Planning a dive trip to the Caribbean this summer? Expect the hurricane season, which runs from June 1 to November 30, to be just as active as last year’s deadly season, says Colorado State University hurricane expert Professor William Gray.

According to the Associated Press, Gray and his colleagues are predicting fourteen storms, nine of them hurricanes and four major hurricanes, in the Atlantic, Caribbean, and Gulf of Mexico.

When comparing the coming season with long-term averages, Gray suggests the U.S. Atlantic coast has twice the chance of being hit by a major storm with winds of 111 mph or higher than might be expected in an average year. He also foresees more storms that will begin in lower latitudes and therefore have a greater chance of affecting the Caribbean.

“We expect a season nearly as active as last year’s. Of particular importance is our prediction that four intense hurricanes will form.” Gray underestimated last year’s 14 named storms, nine of which were hurricanes and three of which became intense hurricanes; he predicted 10 named storms, six of them hurricanes and two intense hurricanes.

Of course, even armed with that information, it’s still a crap shoot.
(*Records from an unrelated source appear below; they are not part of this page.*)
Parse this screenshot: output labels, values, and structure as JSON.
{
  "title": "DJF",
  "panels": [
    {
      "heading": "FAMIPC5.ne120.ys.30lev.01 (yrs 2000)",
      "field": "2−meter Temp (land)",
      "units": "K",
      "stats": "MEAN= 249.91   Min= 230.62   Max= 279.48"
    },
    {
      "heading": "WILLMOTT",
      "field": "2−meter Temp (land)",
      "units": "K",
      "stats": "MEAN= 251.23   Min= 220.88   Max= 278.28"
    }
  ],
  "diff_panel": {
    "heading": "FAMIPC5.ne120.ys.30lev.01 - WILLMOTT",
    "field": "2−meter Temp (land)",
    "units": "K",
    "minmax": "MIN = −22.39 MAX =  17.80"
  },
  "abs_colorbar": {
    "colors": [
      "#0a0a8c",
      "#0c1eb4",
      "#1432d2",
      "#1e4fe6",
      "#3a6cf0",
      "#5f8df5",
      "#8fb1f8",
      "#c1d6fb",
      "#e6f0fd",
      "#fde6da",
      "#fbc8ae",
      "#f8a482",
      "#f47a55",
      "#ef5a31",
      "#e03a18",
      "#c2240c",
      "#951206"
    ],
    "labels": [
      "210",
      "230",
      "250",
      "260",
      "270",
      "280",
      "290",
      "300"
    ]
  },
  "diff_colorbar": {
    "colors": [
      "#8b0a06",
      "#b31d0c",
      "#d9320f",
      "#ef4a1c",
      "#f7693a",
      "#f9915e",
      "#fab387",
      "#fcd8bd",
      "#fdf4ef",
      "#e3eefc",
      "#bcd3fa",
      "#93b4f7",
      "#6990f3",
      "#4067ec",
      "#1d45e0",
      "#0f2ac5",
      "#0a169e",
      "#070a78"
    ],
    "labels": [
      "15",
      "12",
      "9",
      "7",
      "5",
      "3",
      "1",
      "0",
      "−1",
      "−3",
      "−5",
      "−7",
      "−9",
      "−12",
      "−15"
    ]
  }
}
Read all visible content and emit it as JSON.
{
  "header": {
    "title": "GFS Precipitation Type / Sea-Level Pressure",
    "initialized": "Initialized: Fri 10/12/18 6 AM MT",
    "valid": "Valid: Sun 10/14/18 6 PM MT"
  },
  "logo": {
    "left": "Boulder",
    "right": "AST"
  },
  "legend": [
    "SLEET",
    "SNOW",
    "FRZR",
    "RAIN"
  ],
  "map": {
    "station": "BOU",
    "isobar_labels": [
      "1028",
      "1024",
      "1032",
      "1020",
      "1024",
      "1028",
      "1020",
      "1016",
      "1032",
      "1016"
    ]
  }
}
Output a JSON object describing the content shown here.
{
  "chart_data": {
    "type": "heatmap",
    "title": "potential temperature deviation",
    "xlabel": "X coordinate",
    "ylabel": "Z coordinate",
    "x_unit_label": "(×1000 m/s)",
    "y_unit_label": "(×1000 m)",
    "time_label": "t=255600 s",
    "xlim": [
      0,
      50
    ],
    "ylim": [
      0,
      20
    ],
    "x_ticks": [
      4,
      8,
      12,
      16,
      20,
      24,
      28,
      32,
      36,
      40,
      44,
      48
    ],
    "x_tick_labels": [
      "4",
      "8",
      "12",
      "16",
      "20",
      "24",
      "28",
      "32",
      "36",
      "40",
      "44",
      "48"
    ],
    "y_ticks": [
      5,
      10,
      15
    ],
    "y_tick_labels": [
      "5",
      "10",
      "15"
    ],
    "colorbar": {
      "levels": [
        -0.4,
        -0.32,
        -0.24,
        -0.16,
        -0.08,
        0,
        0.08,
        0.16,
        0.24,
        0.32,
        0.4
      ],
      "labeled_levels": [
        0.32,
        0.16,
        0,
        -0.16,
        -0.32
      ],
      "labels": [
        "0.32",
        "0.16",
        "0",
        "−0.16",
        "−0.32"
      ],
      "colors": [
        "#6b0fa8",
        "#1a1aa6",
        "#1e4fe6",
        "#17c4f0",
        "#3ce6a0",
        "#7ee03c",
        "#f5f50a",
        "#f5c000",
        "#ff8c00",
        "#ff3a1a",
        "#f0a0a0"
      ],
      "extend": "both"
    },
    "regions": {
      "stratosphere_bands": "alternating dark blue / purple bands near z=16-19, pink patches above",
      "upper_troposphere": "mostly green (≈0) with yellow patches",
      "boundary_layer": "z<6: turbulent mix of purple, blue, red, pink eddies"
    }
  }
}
While the Caribbean rainy season can affect diving all summer and early fall, it’s still the time of fewer tourists, generally better prices, and summer fun. And early summer travel isn’t likely to coincide with storms: 87% of minor storms and a full 96% of intense storms occur during the months of August through October.

Also keep in mind that the farther south you go in the Caribbean, the more likely you are to avoid the big storm. Early season storms often begin in the Gulf of Mexico or within the Caribbean itself, but in July and August the areas of origin shift eastward. Often the fiercest storms are spawned off the western coast of North Africa as “easterly waves” that travel west along the lower trade wind flow across the Atlantic Ocean, growing in intensity as they develop. Though these storms eventually turn north and pick up speed, the farther south you are, the more likely you are to find yourself to the south of a storm approaching along the “hurricane belt.” Bonaire, Tobago, and Aruba, for example, are considered outside the “hurricane belt.”